2009 Portland GSA Annual Meeting (18-21 October 2009)

Paper No. 6
Presentation Time: 9:15 AM

A NEAR MILLENNIUM-LONG RECORD OF ANNUAL SUMMER SEAWATER TEMPERATURE CHANGES FROM THE NORTH ICELANDIC SHELF: CLIMATE PERSPECTIVES FROM A CONTINUOUS, MULTI-CENTURY, MASTER SHELL CHRONOLOGY


WANAMAKER Jr, Alan D.1, BUTLER, Paul G.2, SCOURSE, James D.2, RICHARDSON, Christopher A.2 and HEINEMEIER, Jan3, (1)Department of Geological and Atmospheric Sciences, Iowa State University, 253 Science I, Ames, IA 50011-3212, (2)School of Ocean Sciences, College of Natural Sciences, Bangor University, Askew Street, Menai Bridge, LL59 5AB, United Kingdom, (3)AMS14C Dating Centre, Institute of Physics and Astronomy, Univerity of Aarhus, Aarhus C, DK-8000, Denmark, adw@iastate.edu

Here we provide seawater temperature data for the north Icelandic shelf waters during the last millennium based on annually-banded molluscs.
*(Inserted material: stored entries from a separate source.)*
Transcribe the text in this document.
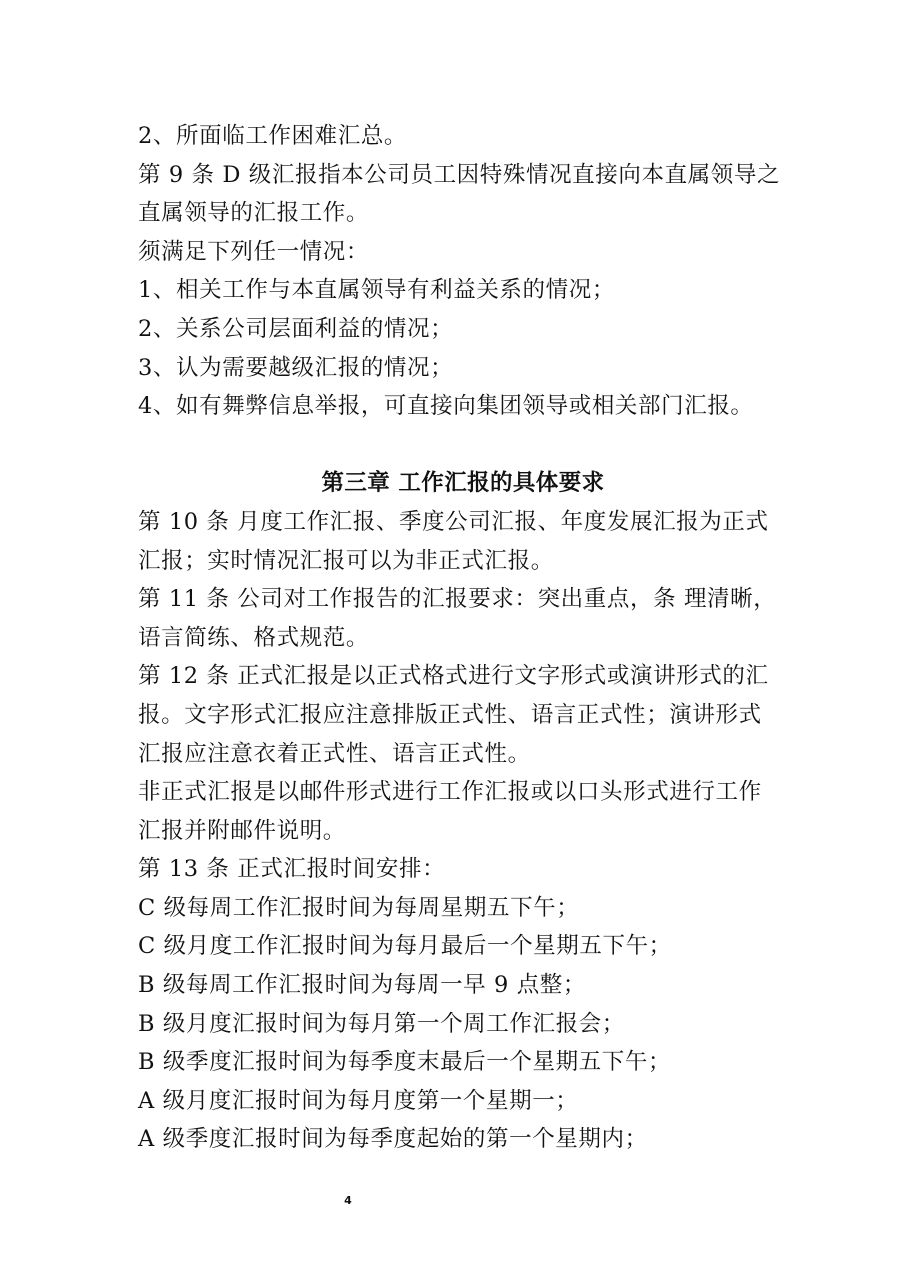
2、所面临工作困难汇总。

第 9 条 D 级汇报指本公司员工因特殊情况直接向本直属领导之

直属领导的汇报工作。

须满足下列任一情况：

1、相关工作与本直属领导有利益关系的情况；

2、关系公司层面利益的情况；

3、认为需要越级汇报的情况；

4、如有舞弊信息举报，可直接向集团领导或相关部门汇报。

第三章 工作汇报的具体要求

第 10 条 月度工作汇报、季度公司汇报、年度发展汇报为正式

汇报；实时情况汇报可以为非正式汇报。

第 11 条 公司对工作报告的汇报要求：突出重点，条 理清晰，

语言简练、格式规范。

第 12 条 正式汇报是以正式格式进行文字形式或演讲形式的汇

报。文字形式汇报应注意排版正式性、语言正式性；演讲形式

汇报应注意衣着正式性、语言正式性。

非正式汇报是以邮件形式进行工作汇报或以口头形式进行工作

汇报并附邮件说明。

第 13 条 正式汇报时间安排：

C 级每周工作汇报时间为每周星期五下午；

C 级月度工作汇报时间为每月最后一个星期五下午；

B 级每周工作汇报时间为每周一早 9 点整；

B 级月度汇报时间为每月第一个周工作汇报会；

B 级季度汇报时间为每季度末最后一个星期五下午；

A 级月度汇报时间为每月度第一个星期一；

A 级季度汇报时间为每季度起始的第一个星期内；

4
The detrended and normalized master shell growth record has been calibrated and validated (RE = 0.61, CE = 0.42) with a nearby instrumental series (AD 1947-2005), which allows us to estimate past summer seawater temperatures at 75 m water depth with a mean squared error of ± 0.6 °C. The master shell growth chronology is based on long-lived bivalves (Arctica islandica L.), which were live-caught in 2006 in a relatively shallow shelf setting (80 m) near the island of Grimsey. Using the dendrochronological technique of cross-dating, we have successfully linked dead-collected A. islandica shells with the modern master chronology and established a continuous shell-based chronology for much of the last millennium. Nearby proxy-SST records, derived from sediment archives, and our new seawater temperature record are in good agreement. Due to the annual nature of the shell-based seawater temperature record, we have been able to hindcast high-frequency extreme climate events, which appear to be similar to the great salinity anomaly (GSA)/cold period of the 1960s. Extremely narrow annual growth increments (or cold periods) were most frequent in the 18th, 15th, 17th, and 19th centuries, respectively. The ocean climate north of Iceland was highly variable during the Little Ice Age (ca. AD 1300 – 1850), with substantial warm intervals imbedded in the relatively cold period. These data are currently being used to score and constrain regional climate model runs.